I'm confused, below is what I know is a "keyway". I thought the OP was talking about a a straight-edge for laying down control joints, but now I just feel lost.

They cut the joints in here as well, after the pour but before full cure


----------



## Dbower (Mar 5, 2009)

http://www.youtube.com/watch?v=zq_dSXCxbQg


----------



## jomama (Oct 25, 2008)

Are you pouring this yourself, because I can't figure out why on Earth a concrete contractor would want to make 2 short load pours out of this, especially in winter. Are you sure he's not looking for you to simply set up a temporary screed??


----------



## CONCRETE MIKE (Jan 11, 2010)

jb4211 said:


> I'm confused, below is what I know is a "keyway". I thought the OP was talking about a a straight-edge for laying down control joints, but now I just feel lost.
> 
> They cut the joints in here as well, after the pour but before full cure
> 
> View attachment 63285


You can place a 2x4 in the middle of the footer and depress it 1" 1/2 take it out when the concrete is tight and there is your keyway.


----------



## CONCRETE MIKE (Jan 11, 2010)

jomama said:


> Are you pouring this yourself, because I can't figure out why on Earth a concrete contractor would want to make 2 short load pours out of this, especially in winter. Are you sure he's not looking for you to simply set up a temporary screed??
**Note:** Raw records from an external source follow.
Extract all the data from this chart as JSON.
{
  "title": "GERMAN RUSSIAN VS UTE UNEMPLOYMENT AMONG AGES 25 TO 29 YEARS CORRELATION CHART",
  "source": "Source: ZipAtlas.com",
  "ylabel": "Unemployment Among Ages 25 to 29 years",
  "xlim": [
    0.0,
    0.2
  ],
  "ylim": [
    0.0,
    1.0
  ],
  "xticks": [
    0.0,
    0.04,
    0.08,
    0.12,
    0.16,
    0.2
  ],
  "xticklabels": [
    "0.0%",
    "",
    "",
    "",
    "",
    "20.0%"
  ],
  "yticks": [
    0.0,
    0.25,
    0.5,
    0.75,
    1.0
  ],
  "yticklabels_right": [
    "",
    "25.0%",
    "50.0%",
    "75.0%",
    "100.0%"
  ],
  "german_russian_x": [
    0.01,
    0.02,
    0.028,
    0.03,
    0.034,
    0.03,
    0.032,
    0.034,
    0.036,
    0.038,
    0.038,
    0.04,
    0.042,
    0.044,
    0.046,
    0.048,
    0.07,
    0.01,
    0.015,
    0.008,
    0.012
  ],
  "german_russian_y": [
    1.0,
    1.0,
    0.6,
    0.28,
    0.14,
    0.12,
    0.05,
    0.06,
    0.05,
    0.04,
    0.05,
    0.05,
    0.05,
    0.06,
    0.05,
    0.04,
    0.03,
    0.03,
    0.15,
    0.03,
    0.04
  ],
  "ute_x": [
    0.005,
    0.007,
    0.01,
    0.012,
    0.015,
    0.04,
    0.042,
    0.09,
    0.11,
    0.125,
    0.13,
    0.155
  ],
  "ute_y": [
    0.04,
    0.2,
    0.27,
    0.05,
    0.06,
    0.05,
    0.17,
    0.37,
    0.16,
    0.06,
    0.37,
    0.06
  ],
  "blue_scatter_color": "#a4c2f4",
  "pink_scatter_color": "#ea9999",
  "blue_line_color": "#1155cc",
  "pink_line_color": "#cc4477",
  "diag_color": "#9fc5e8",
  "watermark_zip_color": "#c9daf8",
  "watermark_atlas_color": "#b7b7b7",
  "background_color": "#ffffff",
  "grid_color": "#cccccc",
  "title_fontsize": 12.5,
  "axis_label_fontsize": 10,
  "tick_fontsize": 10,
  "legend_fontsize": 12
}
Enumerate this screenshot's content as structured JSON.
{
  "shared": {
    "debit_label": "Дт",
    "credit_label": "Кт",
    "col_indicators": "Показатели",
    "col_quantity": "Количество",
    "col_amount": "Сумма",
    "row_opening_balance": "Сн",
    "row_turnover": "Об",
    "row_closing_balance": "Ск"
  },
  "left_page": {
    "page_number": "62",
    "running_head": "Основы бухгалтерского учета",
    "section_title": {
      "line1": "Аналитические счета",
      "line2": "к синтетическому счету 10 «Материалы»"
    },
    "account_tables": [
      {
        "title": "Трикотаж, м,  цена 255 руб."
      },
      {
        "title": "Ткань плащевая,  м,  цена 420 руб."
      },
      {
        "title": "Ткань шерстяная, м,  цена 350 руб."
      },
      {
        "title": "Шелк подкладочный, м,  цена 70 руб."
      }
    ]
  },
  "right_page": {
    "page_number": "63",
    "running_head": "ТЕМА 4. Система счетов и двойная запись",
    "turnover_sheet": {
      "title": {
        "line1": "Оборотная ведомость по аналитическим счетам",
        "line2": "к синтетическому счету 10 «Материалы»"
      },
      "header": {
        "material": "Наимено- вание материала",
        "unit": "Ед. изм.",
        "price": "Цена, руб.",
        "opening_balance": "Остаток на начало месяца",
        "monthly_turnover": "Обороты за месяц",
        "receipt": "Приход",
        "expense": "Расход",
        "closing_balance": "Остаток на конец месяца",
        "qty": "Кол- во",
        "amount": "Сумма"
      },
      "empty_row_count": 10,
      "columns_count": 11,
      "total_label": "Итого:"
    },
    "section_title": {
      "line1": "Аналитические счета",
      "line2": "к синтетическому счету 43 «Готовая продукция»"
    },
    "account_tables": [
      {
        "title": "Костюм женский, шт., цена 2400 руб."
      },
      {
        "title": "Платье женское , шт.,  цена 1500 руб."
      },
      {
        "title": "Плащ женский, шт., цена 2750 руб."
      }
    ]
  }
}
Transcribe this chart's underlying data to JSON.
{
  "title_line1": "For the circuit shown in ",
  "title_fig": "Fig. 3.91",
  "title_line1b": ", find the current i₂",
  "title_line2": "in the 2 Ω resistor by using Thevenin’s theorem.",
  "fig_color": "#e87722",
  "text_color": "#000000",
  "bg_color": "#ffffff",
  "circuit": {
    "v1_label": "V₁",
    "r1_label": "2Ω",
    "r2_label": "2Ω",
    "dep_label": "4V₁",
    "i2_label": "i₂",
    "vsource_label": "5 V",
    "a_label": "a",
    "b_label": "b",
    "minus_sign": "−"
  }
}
He might be putting a block course up, thats why he is using a key way. Old timers use to do this in the past.


----------



## Kent Whitten (Mar 24, 2006)

Oh :whistling ....I'll just go back to what I was doing. I thought you meant just a control joint.


----------



## jomama (Oct 25, 2008)

CONCRETE MIKE said:


> He might be putting a block course up, thats why he is using a key way. Old timers use to do this in the past.


That doesn't really make any sense to me either, and I'm a mason as well. I'm thinking he's looking for something to guage height off of in the middle of the slab, unless he plans on pouring the keyway form in permanently???


----------



## CONCRETE MIKE (Jan 11, 2010)

jomama said:


> That doesn't really make any sense to me either, and I'm a mason as well. I'm thinking he's looking for something to guage height off of in the middle of the slab, unless he plans on pouring the keyway form in permanently???


No, pour the footer to the grade level, depress the 2x4 in the center of the wet concrete flat 1" 1/2 wait till it sets a little, remove 2x4, there is your keyway.


----------



## jomama (Oct 25, 2008)

CONCRETE MIKE said:


> No, pour the footer to the grade level, depress the 2x4 in the center of the wet concrete flat 1" 1/2 wait till it sets a little, remove 2x4, there is your keyway.


Yes, I understand that process IF he's pouring a footing, but it says that he's pouring a slab and the "keyway" needs to be in the center of it........


----------



## Dbower (Mar 5, 2009)

check the youtube link I posted. Thats what he's trying to accomplish. Having something to screed to and its your control joint. I don't do concrete which Is why I asked. I just looked this up today. Looks like it would make pouring it a bit easier. Its still poured all at once.


----------



## CONCRETE MIKE (Jan 11, 2010)

What a dumb but i am? I read the post wrong sorry fellas. The only time i use key ways on slab on grade is with supper flat floors or very big floors, This person sounds like he wants to pour this floor in two pours. And i dont understand why?


----------



## CONCRETE MIKE (Jan 11, 2010)

jomama said:


> Yes, I understand that process IF he's pouring a footing, but it says that he's pouring a slab and the "keyway" needs to be in the center of it........


What a dumb but i am!


----------



## CONCRETE MIKE (Jan 11, 2010)

KentWhitten said:


> It'll be fine. Why doesn't he bring his own? He'd get laughed at if he said that here. They usually just take a saw to the slabs around here.


I am a dumb but, i will admit it.


----------



## CJKarl (Nov 21, 2006)

Looks like that metal key way stuff would be stiff enough for a screed. I think that's what he's looking for. Could leave it in and just see a thin metal strip.
I've used ZipStrip stuff. Makes a nice finished job.
http://www.superiorprofiles.com/?gclid=CMj-272y2K0CFYPc4AodXH3QlQ


----------